How do firms survive the crash and climb Gartner’s “Slope of Enlightenment”?  This is the unglamorous “pick and shovel” part.  If the sticky “product integrity” issues (does the product actually work?) are resolved, then a host of important questions challenge the firm, its founders, and owners, which answers the crucial question:  whether it is a real business:   

  1. Product-market fit (e.g. how, precisely does the innovation create value for customers and for whom?)  Who are the actual customers for the product?  Does the product need to be modified to meet their needs?
  2. Business model (e.g. can we be paid adequately by those customers for what we produce?), 
  3. Scalability (can we actually deliver the product at scale sufficiently to, at some magic point, return investors’ capital?) and, crucially, 
  4. Management (do we have the right people in key positions?).  

Investor wisdom and judgment are the crucial ingredients here.   At this point, if investors act decisively, the Adam Neumanns and Travis Kalanicks are ejected from the firms they founded, and more experienced and capable managements are recruited to manage this complex process.  In the event that the owners cannot satisfactorily answer the ultimate existential question- is this a real business?-  equity holders may decide to exit, and sell the business and its problems to others.   

Teladoc and AmWell began the rolling up process years ago, before the 2020/2021 explosion in digital market caps.  Whether they have cleaned up the problems they inherited with their acquisitions remains to be seen.   Private equity-funded startups are now aggressively competing to be dominant full-stack. multi-product platforms, a space that has gotten absurdly crowded very quickly.  It is possible that no one actually wins the platform wars presently underway.  There is tremendous dynamism and promise in digital health, not only in digital care provision, but also infrastructure that automates or simplifies payment transactions, facilitates hard connections to care systems, and coordinates different modalities, including AI-assisted chatbots, avatars, and other communication tools.

It is not challenging to identify the consolidators of digital health that will emerge in this sorting and revaluation process.
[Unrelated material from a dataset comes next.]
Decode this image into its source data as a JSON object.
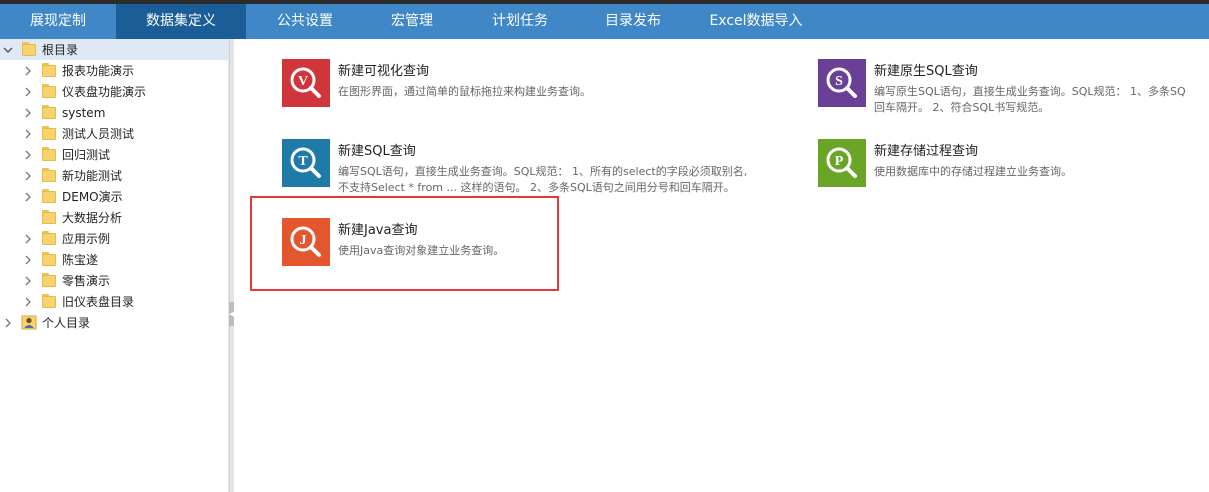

The first and most significant among them is UnitedHealth Group’s Optum subsidiary.  United has almost $70 billion in cash, piling up at the astonishing rate of $2 billion a month.  United/Optum has the management discipline to wait, select carefully and not overpay.    But other large incumbent healthcare actors will play a key role, including  CVS/Aetna, HCA, Anthem, CIGNA, Ascension Health, Pittsburgh’s UPMC, Intermountain Healthcare, etc. all of which have made cautious forays into the sectors presently correcting- digital health, Medicare Advantage and at-risk primary care.

In another promising approach,  Intermountain, in partnership with two other large care systems, has created a non-profit “market-making” enterprise called Graphite Health (https://www.graphitehealth.io) that will act as an “App Store” for digital health solutions.  Graphite is intended to fill a critical gap- the lack of digital health performance standards- efficacy, safety, and cost-effectiveness- that makes it difficult or impossible for institutional purchasers (not to mention patients) to make rational choices among a welter of competing options.   

And of course, there will be the hungry outsiders that wish a larger healthcare presence- notably Amazon, Walmart, and Microsoft – that have made recent investments targeted at key health industry segments -pharma supply chain, urgent care, speech recognition, e.g.   Transaction costs and complexity of integration will create huge income streams for bankers, the legal community and consultants, who win regardless of the payoffs for founders and equity holders.

The crash into Gartner’s Trough of Disillusionment is not the end of the game.

The unglamorous but crucial Darwinian process of weeding out the opportunists and fabulists from the real businesses- the enterprises that will change our lives- is just beginning.  This process will stretch out over the remainder of this decade.   

Jeff Goldsmith is the President of Health Futures, Inc.